Breaking Bad, Spin Off 'The Road'
One of the best series of world television returns, via Netflix, with 'The Road', a story that begins where the original ends, but without the leading weight of Bryan Cranston. Films as epilogues of hit series seem to be the new reef opened by the film and television industry. What was once an exception, something that was done from time to capitalize on the big screen the popularity of a series - File X, Sex in New York, Twin Peaks -, it seems that it will become a trend, in an avalanche of expanded universes in the Marvel style. In just a few months, Downton Abbey, Transparent and now Breaking Bad have been released for the Netflix platform.
Actually, Breaking Bad had already expanded in the form of a spin-off with Better Call Saul. Raised in principle as a prequel, the series, after four seasons, already has a personality so strong that it does not need to rely on its origin. This time it is a strict continuation of the original television, it begins where it ends. Answer a question that, however, is not given to think that many fans of the series have been asked: what happened to Jesse Pinkman after being released during the shooting of the last episode? But how many sequels, prequels, remakes or reboots are they?
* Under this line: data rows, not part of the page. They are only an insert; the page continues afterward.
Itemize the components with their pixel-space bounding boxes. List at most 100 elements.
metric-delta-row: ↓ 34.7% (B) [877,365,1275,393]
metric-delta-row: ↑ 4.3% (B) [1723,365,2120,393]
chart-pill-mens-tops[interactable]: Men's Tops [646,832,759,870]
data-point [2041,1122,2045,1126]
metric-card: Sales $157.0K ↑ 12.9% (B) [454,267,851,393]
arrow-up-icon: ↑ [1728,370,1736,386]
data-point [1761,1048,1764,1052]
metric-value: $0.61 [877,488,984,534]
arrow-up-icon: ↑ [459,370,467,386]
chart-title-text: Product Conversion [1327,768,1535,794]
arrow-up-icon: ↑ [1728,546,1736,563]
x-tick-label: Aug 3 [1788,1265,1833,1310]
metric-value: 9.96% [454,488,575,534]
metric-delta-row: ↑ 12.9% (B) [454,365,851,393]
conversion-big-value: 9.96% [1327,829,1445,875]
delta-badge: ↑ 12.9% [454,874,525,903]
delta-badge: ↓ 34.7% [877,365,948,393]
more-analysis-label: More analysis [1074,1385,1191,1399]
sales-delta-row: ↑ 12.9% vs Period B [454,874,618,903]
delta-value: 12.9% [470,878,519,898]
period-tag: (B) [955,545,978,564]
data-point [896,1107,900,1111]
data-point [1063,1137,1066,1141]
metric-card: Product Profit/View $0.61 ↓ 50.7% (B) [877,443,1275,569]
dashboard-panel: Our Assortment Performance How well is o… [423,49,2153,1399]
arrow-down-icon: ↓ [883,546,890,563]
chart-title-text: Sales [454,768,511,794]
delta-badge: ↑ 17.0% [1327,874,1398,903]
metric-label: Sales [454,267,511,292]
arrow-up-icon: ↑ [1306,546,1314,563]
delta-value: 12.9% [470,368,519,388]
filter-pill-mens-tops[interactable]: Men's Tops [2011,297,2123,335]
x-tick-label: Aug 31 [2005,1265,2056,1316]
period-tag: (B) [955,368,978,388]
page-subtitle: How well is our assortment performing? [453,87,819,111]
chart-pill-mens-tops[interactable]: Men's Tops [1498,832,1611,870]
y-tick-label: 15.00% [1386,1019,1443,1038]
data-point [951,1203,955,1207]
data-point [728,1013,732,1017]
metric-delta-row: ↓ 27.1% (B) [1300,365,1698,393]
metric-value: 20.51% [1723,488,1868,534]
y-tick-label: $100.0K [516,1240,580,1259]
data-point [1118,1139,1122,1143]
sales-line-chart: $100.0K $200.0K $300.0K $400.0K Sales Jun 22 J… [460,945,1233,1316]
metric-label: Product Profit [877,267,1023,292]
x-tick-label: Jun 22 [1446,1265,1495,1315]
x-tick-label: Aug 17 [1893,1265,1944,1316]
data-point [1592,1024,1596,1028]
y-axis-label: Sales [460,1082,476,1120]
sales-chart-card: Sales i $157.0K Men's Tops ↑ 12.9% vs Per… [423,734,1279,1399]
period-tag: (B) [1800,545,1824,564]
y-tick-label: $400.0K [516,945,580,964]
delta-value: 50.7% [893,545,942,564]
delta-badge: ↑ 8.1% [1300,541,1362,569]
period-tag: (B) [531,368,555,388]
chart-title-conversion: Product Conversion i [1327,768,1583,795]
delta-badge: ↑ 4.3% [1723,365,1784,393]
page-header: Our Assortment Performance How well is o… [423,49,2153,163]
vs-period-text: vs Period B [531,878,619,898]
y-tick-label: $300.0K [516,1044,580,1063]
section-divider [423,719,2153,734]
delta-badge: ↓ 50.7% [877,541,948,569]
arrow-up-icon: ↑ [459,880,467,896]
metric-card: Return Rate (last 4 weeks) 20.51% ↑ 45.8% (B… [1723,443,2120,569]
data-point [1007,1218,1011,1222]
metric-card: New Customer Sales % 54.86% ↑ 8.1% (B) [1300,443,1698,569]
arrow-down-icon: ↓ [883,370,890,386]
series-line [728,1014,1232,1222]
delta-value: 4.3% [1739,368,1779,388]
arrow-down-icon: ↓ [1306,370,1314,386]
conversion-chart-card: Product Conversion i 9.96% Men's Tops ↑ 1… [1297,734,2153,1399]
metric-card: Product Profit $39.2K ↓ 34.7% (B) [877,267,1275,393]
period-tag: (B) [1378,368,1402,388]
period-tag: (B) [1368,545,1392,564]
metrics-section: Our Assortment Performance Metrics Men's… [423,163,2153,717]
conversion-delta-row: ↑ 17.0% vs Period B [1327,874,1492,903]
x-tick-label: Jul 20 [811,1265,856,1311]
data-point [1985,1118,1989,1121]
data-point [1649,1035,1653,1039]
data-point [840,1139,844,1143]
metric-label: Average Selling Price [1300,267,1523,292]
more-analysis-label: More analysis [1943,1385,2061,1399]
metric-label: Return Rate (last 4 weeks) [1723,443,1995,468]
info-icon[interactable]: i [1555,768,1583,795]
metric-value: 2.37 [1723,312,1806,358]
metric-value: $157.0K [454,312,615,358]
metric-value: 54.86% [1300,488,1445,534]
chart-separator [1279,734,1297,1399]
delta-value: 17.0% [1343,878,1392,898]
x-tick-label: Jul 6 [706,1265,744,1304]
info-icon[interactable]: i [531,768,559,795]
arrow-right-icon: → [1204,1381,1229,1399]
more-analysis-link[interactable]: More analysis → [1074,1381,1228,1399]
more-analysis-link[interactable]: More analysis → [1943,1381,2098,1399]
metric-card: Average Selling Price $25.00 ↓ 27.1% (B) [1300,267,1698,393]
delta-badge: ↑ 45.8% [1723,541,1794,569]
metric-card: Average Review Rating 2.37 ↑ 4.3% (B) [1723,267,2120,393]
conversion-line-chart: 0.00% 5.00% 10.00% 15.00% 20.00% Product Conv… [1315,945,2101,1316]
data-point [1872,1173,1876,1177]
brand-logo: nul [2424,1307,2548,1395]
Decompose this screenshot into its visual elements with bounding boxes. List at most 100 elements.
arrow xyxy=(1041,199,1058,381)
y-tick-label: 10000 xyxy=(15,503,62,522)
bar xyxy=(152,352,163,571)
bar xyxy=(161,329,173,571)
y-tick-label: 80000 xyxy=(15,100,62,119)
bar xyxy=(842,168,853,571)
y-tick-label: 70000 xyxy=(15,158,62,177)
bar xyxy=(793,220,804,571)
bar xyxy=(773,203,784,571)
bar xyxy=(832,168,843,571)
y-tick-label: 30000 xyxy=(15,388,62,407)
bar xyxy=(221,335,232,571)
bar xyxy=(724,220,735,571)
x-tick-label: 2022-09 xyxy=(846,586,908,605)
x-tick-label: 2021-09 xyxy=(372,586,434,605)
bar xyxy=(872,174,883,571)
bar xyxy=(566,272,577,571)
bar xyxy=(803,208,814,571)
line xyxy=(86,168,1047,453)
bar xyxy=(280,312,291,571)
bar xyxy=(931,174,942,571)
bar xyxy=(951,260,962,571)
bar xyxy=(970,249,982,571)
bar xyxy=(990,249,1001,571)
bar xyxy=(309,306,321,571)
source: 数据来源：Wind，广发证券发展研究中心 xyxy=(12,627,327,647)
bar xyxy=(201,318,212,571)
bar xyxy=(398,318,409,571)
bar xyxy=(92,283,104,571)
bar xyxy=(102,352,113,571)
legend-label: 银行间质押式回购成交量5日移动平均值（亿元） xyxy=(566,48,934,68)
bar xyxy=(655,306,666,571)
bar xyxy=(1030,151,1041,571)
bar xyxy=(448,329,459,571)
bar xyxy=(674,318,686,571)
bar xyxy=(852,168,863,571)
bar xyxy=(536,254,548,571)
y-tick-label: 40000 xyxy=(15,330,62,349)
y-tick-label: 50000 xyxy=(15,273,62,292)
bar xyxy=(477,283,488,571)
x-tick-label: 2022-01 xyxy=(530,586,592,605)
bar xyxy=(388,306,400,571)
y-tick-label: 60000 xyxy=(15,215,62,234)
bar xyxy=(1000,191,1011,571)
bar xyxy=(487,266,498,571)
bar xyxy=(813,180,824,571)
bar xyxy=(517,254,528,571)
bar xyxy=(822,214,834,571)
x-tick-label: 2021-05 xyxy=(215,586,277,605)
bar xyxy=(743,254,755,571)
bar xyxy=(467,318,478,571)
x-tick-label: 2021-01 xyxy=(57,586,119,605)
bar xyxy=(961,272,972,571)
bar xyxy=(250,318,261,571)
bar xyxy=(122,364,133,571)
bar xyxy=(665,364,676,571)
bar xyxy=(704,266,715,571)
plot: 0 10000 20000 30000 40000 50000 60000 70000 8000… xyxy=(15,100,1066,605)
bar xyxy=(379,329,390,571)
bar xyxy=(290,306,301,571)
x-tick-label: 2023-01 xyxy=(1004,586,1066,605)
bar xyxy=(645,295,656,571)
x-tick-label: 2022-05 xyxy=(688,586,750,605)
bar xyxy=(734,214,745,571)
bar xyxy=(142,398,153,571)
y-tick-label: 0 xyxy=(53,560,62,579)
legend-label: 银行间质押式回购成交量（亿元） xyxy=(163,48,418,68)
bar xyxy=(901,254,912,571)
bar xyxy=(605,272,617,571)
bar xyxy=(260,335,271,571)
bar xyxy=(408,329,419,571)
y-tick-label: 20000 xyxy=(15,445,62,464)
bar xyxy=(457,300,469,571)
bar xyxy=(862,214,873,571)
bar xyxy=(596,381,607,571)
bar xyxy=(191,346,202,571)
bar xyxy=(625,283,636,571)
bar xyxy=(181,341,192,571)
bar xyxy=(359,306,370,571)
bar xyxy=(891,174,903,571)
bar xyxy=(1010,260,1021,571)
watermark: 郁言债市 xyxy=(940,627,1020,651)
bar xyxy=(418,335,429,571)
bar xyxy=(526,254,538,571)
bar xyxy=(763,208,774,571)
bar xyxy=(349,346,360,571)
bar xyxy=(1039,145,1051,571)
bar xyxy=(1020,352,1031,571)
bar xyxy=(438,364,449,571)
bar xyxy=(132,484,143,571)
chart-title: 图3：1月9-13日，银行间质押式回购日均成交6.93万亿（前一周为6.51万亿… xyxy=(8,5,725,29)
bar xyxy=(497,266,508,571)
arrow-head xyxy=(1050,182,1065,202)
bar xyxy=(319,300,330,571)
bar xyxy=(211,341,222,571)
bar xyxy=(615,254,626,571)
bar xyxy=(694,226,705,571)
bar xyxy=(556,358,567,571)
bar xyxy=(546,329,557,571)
The needs of these continuations and expansions almost never have their origin in an artistic stimulus, but commercial. It is the creators who must make them necessary from an artistic point of view.
'The Road' is a very enjoyable epilogue. Especially for fans of the series. A vibrant thriller, full of visual strength and narrative tension, at the height of a good Breaking Bad chapter. The director combines two time lines very effectively. The main narrates Jesse's escape (in a Camino model car, hence the title) and her attempts to rebuild her life. The second, which interrupts the first, narrates its captivity by a group of neo-Nazi traffickers. The film, surprisingly modest in its pretensions, includes several sequences to remember: the search for money, the peculiar work that Todd assigns to Jesse, the conversation in the vacuum cleaner shop with the recently deceased Robert Forster, the duel to the purest Western style Scenes, characters and dialogues, house brand, that remind us, six years later, how much we enjoyed watching one of the best series ever.